“Mañana, mañana cuando amanezca, se lo contaré”, se repetía una y otra vez en silencio, a veces murmurando sin querer. “Mañana, mañana cuando amanezca, al fin lo sabrá”, resoplaba al son de un tenue suspiro, apenas un hilo de voz quebradiza y sumergida –fugitiva-, que pungía su ánimo, …de qué manera. Cazador de sueños, fiel mesita de noche junto a la almohada, terminal destello de luz artificial, traidor reloj que regala esa póstuma medición de tiempo, calmando la ansiedad del auge que devendrá. Lo siguiente… ceguera total, vigilia en narcosis sin identidad.

Pronto los colores del arco iris deslumbraron entre los monótonos orificios grises de la persiana del dormitorio, distorsionando la claridad más pura. El inhóspito almanaque auguraba el despunte del día. Ya nada sería igual en los posteriores números que encadenan al resto del cálido mes. El albo amanecer acechaba el temor al posible rechazo y perpetuaba lentamente la decisión tomada, al mismo tiempo que glorificaba un clima embriagador de felicidad aumentando la temperatura, inquietante bajo la posibilidad de dejar de fantasear –algún día…-

“Mañana, mañana cuando amanezca”, al tomar conciencia reparó en que la mañana acontecía ahora y que el mañana era ya hoy.
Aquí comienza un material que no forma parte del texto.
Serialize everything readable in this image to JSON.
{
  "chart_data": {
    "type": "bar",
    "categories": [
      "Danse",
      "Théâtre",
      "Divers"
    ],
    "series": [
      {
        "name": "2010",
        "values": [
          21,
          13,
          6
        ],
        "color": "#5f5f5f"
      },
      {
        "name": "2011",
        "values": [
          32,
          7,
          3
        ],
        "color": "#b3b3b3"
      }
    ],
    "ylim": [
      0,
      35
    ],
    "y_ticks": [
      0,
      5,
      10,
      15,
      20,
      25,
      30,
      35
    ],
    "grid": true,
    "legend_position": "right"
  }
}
No había dormido bien, la tristeza asomaba en el brillo de sus ojos castaños –preciosos-, la angustia se articulaba en cada movimiento –perezoso-, la incertidumbre en la comisura decreciente de los labios –carnosos-. Con mirada esquiva al desertor del tiempo apuró que casi era la hora, –detén el paso aguja hiriente, detén el paso-. Al principio los segundos parecían minutos, poco tardarían en ser segundos los minutos. Imposible congelar el tiempo: orto demasiado tórrido y abrasador en este caluroso día de bochorno.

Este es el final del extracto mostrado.